Computational Lab #3: introduction to iterative methods

Math 56, Winter 2025

See the course GitHub page to download the notebook. Make sure to respond to all questions!

import numpy as np
import matplotlib.pyplot as plt

from lab3_helper_funcs import *

Problem 1

In this question, you will compare Richardson’s method (gradient descent with fixed stepsize) with steepest descent (with variable stepsize).

n = 200
np.random.seed(0)
A = np.random.normal(size=n)
A = (A.T @ A) + 1e-1*np.eye(n)
xtrue = np.random.normal(size=n)
b = A @ xtrue

Part (a): Complete the following functions for Richardson’s method and steepest descent.

def richardson(A, b, n_iterations=25, alpha=1.0, x0=None):
    
    # Initialization if none given
    if x0 is None:
        x = np.zeros(len(b))
    else:
        x = x0.copy()


    r = b - A @ x
    residual_norms = [ np.linalg.norm(r) ]
    solution_history = [ x.copy() ] 
    for j in range(n_iterations):
        
        ## Your code here


        residual_norms.append( np.linalg.norm(r) )
        solution_history.append(x.copy())

    return x, residual_norms, solution_history
def steepest_descent(A, b, n_iterations=25, x0=None):

    # Initialization if none given
    if x0 is None:
        x = np.zeros(len(b))
    else:
        x = x0.copy()

    r = b - A @ x
    residual_norms = [ np.linalg.norm(r) ]
    solution_history = [ x.copy() ] 
    for j in range(n_iterations):
        
        # Your code here

        residual_norms.append( np.linalg.norm(r) )
        solution_history.append(x.copy())

    return x, residual_norms, solution_history

    

Part (b): Make a plot (or two) that verifies that Richardson’s method converges when the stepsize parameter satisfies \(\alpha < \frac{2}{\lambda_{\text{max}}(\mathbf{A})}\).

Part (c): Compare the performance of steepest descent with Richardson’s method (using a good stepsize). What do you observe?

Problem 2

Next, we will compare steepest descent with the conjugate gradient method.

A = np.load("q2_A.npy")
n = A.shape[0]
xtrue = np.ones(n)
b = A @ xtrue

Part (a): Complete the following function for the conjugate gradient (CG) method.

def conjugate_gradients(A, b, n_iterations=25, x0=None):

    # Initialization if none given
    if x0 is None:
        x = np.zeros(len(b))
    else:
        x = x0.copy()

    r = b - A @ x # set r0
    d = r # set d0 = r0

    residual_norms = [ np.linalg.norm(r) ]
    solution_history = [ x.copy() ] 
    for j in range(n_iterations):

        # Your code here
        

        residual_norms.append( np.linalg.norm(r) )
        solution_history.append(x.copy())

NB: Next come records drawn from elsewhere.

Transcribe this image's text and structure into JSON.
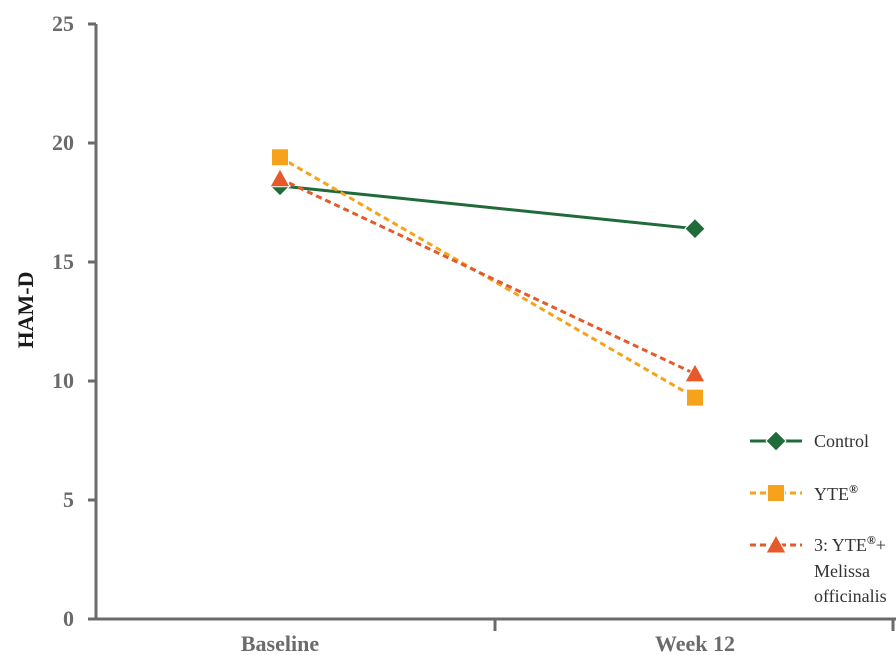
{
  "chart_data": {
    "type": "line",
    "title": "",
    "xlabel": "",
    "ylabel": "HAM-D",
    "categories": [
      "Baseline",
      "Week 12"
    ],
    "ylim": [
      0,
      25
    ],
    "yticks": [
      0,
      5,
      10,
      15,
      20,
      25
    ],
    "grid": false,
    "legend_position": "bottom-right",
    "series": [
      {
        "key": "control",
        "name": "Control",
        "values": [
          18.2,
          16.4
        ],
        "color": "#1f6b3a",
        "marker": "diamond",
        "dash": "solid"
      },
      {
        "key": "yte",
        "name": "YTE®",
        "values": [
          19.4,
          9.3
        ],
        "color": "#f7a21b",
        "marker": "square",
        "dash": "dashed"
      },
      {
        "key": "yte_melissa",
        "name": "3: YTE®+ Melissa officinalis",
        "values": [
          18.5,
          10.3
        ],
        "color": "#e55a2b",
        "marker": "triangle",
        "dash": "dashed"
      }
    ]
  },
  "legend": {
    "control": {
      "line1": "Control"
    },
    "yte": {
      "base": "YTE",
      "sup": "®"
    },
    "yte_melissa": {
      "prefix": "3: YTE",
      "sup": "®",
      "suffix": "+",
      "line2": "Melissa",
      "line3": "officinalis"
    }
  }
}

    return x, residual_norms, solution_history

    

Part (b): Make a plot using plt.semilogy() which verifies the error bound \[ \| \mathbf{x}^* - \mathbf{x}_k \|_{\mathbf{A}} \leq \left( \frac{ \kappa - 1 }{ \kappa + 1 } \right)^k \| \mathbf{x}^* - \mathbf{x}_0 \|_{\mathbf{A}} \] for steepest descent, as well as the error bound \[ \| \mathbf{x}^* - \mathbf{x}_k \|_{\mathbf{A}} \leq 2 \left( \frac{ \sqrt{\kappa} - 1 }{ \sqrt{\kappa} + 1 } \right)^k \| \mathbf{x}^* - \mathbf{x}_0 \|_{\mathbf{A}} \] for the CG method. Describe anything that you notice about the behavior of the curves.

Response:

Part (c): Based on our discussions in class, can you explain why the CG method converges so quickly for this matrix \(\mathbf{A}\)?

Problem 3

In this problem, you will investigate the preconditioned conjugate gradient method. Load the matrices \(\mathbf{L}\) and \(\mathbf{W}\), and then form the matrix \(\mathbf{A} = \mathbf{L}^T \mathbf{W} \mathbf{L}\).

L = np.load("q3_L.npy")
W = np.load("q3_W.npy")
A = L.T @ W @ L
plt.imshow(L)
plt.show()

Part (a): Draw a random vector \(\mathbf{b}\) and solve \(\mathbf{A} \mathbf{x} = \mathbf{b}\) using CG. Then, solve the same system but using preconditioned CG with preconditioner \(\mathbf{M} = \mathbf{L}^T \mathbf{L}\). Make a plot of the iteration index versus the residual norm.

np.random.seed(0)
M = L.T @ L
b = np.random.normal(size=A.shape[0])
def preconditioned_conjugate_gradients(A, b, M, n_iterations=25, x0=None):

    if x0 is None:
        x = np.zeros(len(b))
    else:
        x = x0.copy()

    r = b - A @ x  # Initial residual r0
    z = np.linalg.solve(M, r)  # Preconditioned residual z0
    d = z.copy()  # Initial direction

    residual_norms = [np.linalg.norm(r)]
    solution_history = [x.copy()]

    for j in range(n_iterations):
        Ad = A @ d
        alpha = np.dot(r, z) / np.dot(d, Ad)  # Step size
        x += alpha * d  # Update solution
        r_new = r - alpha * Ad  # Update residual
        z_new = np.linalg.solve(M, r_new)  # Apply preconditioner
        beta = np.dot(r_new, z_new) / np.dot(r, z)  # Update coefficient
        d = z_new + beta * d  # Update direction

        r, z = r_new, z_new  # Update residuals for next iteration
        residual_norms.append(np.linalg.norm(r))
        solution_history.append(x.copy())


    return x, residual_norms, solution_history

Part (b): Can you explain why \(\mathbf{M}\) is a good preconditioner? Make a plot to support your answer.

Response:

Bonus: modify your code for preconditioned CG so that any factorization of \(\mathbf{M}\) used for applying \(\mathbf{M}^{-1}\) is re-used across the iterations of preconditioned CG.